The Government Wants Your Opinion on Its Plan to Log Our Largest National Forest

The Tongass is the largest intact temperate rainforest … for now

The Tongass National Forest in Ketchikan, Alaska
The U.S. Forest Service is officially supporting a plan to open up all available area of the Tongass National Forest, even old-growth forest, to logging.
Riley/Unsplash

Back in July, we wrote about how the U.S. government was quietly trying to open our largest national forest to logging. That would be the Tongass, a 16.7 million-acre woodland featuring precious old-growth forest in Southeast Alaska, which also holds the designation of being “the largest intact temperate rainforest in the world.” But at the time, the proposal was in a holding pattern. Now, the Trump administration is making its deforestation mission clear.

On Tuesday, the U.S. Forest Service recommended opening up 9.2 million acres of the Tongass to logging and road building (as the Washington Post writes, 5.7 million acres are off limits). All of that land is currently protected under the 2001 Roadless Area Conservation Rule, but the Trump administration is now going on the record saying it wants to exempt Alaska from those protections and open the forest up for business.

Why is this happening? It’s been less than two months since there was a global outcry about the fires, and subsequent rainforest destruction, in the Amazon. Also in August, a new report from the United Nations’ Intergovernmental Panel on Climate Change emphasized that forests are essential for absorbing greenhouse gases, and that we should be reforesting areas, not deforesting, especially dwindling old-growth forests. The answer is, of course, all about money.

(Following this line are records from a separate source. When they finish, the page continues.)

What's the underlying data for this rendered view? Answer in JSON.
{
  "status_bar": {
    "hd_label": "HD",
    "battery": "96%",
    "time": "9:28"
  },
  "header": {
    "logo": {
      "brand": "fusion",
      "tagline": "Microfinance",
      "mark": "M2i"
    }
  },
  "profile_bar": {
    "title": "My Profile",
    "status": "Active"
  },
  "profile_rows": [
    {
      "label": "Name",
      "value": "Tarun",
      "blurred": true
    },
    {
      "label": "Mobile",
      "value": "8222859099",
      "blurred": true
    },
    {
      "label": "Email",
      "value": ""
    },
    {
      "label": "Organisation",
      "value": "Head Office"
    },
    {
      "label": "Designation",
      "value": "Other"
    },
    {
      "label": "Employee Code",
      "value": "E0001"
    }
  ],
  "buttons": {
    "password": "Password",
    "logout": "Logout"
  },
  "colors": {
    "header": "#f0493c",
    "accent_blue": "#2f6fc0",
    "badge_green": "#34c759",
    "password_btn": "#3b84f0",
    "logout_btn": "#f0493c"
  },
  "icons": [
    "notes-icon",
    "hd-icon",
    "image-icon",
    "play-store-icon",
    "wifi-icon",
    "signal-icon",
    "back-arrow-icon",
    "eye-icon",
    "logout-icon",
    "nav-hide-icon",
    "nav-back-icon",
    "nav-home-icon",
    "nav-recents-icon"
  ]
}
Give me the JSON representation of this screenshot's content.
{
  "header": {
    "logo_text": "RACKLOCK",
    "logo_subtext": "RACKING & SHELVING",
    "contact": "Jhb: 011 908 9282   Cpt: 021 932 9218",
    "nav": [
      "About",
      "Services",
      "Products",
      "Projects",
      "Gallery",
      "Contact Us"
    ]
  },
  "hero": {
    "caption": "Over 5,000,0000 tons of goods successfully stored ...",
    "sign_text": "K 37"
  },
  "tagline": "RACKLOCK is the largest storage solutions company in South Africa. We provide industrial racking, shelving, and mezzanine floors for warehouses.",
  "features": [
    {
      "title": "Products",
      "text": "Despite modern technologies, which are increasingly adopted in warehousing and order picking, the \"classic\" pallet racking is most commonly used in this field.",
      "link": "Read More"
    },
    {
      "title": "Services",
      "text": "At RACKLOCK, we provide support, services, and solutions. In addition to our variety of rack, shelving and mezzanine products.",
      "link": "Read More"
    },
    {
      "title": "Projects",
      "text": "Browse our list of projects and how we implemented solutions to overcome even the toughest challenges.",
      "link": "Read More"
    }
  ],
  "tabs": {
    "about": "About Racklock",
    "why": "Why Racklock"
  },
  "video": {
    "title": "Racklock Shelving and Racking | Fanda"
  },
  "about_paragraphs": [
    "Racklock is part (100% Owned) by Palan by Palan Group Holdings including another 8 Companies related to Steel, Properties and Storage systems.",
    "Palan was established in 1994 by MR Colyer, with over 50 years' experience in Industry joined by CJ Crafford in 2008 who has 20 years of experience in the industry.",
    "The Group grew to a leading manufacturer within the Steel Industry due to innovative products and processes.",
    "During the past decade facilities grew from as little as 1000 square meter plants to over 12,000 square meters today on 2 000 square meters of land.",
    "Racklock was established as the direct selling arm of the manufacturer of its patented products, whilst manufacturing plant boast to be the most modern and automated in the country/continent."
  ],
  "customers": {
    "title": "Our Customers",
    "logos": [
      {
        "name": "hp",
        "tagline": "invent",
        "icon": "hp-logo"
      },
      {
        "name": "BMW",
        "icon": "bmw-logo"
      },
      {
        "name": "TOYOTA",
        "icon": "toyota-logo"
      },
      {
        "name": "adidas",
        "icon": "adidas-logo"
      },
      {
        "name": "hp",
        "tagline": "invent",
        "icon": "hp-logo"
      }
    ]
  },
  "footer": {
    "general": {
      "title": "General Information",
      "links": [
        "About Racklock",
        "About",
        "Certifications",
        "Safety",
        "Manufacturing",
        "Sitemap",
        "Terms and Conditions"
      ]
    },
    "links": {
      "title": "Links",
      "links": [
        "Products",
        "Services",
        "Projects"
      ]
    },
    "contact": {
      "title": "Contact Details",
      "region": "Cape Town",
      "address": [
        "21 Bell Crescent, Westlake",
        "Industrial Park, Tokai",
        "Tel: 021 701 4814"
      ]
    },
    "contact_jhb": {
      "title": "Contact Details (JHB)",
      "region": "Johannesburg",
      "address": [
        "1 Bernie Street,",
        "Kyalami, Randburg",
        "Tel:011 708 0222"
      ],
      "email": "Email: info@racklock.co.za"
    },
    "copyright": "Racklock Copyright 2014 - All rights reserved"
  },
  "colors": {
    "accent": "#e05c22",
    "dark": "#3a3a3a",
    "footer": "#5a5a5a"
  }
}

For example, let’s take Alaska Senator Lisa Murkowski’s statement on the announcement in the New York Times: “I’m very pleased the administration has listened to Alaskans and is proposing a full exemption from the roadless rule as its preferred alternative.” When Murkowski says “Alaskans,” she’s talking about the “congressional delegation, which is all Republican members,” and the timber industry which currently provides under 1% of Southeastern Alaska’s jobs. As for general Alaskans, and other U.S. citizens who would be affected by the logging (well, the whole planet will be affected), the majority already opposed changing the Roadless Rule in 2018

But as the Times notes, this announcement from the Forest Service “was widely expected,” despite the public backlash. So where do we go from here? The final ruling on the matter isn’t expected until June 2020. Right now, we’re about to begin yet another public comment period.

The Forest Service has drafted an environmental impact statement with six courses of action, ranging from keeping Alaska under the Roadless Rule (and continuing to protect the Tongass) to exempting Alaska from the rule and removing 9.2 million acres (including 165,000 old-growth acres) from protection. The statement will be published by the U.S.F.S. this week, and the public has until midnight on December 17th to submit comments.

If you’re looking for the right words, listen to Natalie Dawson, Executive Director of Audubon Alaska, who told us this back in July: “The future of climate change adaptation strategies and mitigation will rely on carbon sequestration from forests like the Tongass.” The long-term future of people around the world depends on keeping areas like the Tongass intact, but the short-term political and financial interests of a few are currently deciding this forest’s fate.